The new leader has just over a month to take over from outgoing Socialist President Francois Hollande, form a new government and push to win a majority in the June legislative elections.
Here is an approximate timeline of key moments in the coming weeks.
May 8: The president-elect makes a first official appearance alongside Hollande at Paris’ Arc de Triomphe for the annual ceremony at the Tomb of the Unknown Soldier to commemorate Victory in Europe Day and the surrender of Nazi forces on May 8, 1945.
May 9-13: Hollande’s outgoing Socialist government resigns during this period, paving the way for the president-elect to take office the following week. Prime Minister Bernard Cazeneuve’s government will continue to run day-to-day government business until the new president is sworn in.
May 10: France’s Constitutional Council officially announces the final results of the 2017 presidential election.
May 13-14: The new president is likely to be sworn in by Monday May 15 in a transfer of power ceremony at the Elysee presidential palace where the two leaders will meet and the codes for France’s nuclear weapons arsenal will be handed over. No precise date has yet been set for the ceremony, although local media have suggested May 14 is most likely.
The president will then name the new prime minister who will work on forming a cabinet. In 2012, the full government was named within two days.
Macron said his first trip would be to see troops based overseas. It is unclear when that could take place, but Hollande in 2012 travelled to Berlin on the same day as he was sworn in.
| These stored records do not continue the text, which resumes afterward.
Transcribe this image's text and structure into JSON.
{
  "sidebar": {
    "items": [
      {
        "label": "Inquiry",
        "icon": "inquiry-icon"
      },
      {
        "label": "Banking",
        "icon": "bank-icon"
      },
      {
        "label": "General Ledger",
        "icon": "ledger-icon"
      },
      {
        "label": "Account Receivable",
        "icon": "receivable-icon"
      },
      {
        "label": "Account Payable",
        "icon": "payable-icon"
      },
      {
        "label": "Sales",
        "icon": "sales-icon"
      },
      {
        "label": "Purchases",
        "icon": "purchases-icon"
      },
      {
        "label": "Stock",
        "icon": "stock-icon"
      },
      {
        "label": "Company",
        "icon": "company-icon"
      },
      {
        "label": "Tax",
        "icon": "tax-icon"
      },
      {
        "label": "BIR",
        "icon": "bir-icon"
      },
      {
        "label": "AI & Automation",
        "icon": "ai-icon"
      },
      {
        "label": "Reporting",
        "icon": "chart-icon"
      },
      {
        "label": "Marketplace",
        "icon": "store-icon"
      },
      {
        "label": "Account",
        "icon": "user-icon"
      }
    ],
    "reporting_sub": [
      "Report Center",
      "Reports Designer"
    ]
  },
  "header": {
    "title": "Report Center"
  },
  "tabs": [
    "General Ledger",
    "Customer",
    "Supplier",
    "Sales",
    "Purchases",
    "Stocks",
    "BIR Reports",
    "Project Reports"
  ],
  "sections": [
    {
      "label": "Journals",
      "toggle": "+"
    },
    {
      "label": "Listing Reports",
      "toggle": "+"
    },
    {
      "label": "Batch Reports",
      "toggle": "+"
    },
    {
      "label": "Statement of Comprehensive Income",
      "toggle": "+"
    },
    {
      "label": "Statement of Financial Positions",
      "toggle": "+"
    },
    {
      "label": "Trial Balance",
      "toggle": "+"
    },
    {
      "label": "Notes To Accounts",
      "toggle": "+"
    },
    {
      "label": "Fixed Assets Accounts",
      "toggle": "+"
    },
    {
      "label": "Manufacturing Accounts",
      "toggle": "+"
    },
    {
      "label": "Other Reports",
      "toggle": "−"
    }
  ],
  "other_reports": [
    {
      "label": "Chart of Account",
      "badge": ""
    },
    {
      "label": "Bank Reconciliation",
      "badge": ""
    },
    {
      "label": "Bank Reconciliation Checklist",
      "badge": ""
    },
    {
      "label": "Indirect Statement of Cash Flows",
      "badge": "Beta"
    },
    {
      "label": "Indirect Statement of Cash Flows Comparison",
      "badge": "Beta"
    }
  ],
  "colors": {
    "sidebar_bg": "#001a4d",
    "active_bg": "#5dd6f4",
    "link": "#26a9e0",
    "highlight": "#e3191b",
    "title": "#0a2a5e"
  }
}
May 15-19: Candidates from all parties will present during the week their credentials for the June legislative elections for the 577 parliamentary seats in the National Assembly.
May 22: Campaigning begins for the legislative elections.
May 25-27: Macron will have what is expected to be his first contact with foreign leaders. The new president is expected to first attend the NATO heads of state meeting in Brussels on May 25 before travelling to Sicily for a G7 leaders’ summit that brings together leaders of the United States, Britain, Germany, Italy, Canada and Japan.
June 11: The first round of the lower house legislative elections take place. Candidates with more than 50 percent of the vote and securing the equivalent of a quarter of registered voters is elected. Those with more than 12.5 percent of the vote can run in the second-round runoff.
June 18: Second round of legislative election takes place. The top candidate is elected.
June 19: A government reshuffle is likely on the basis of the legislative election results.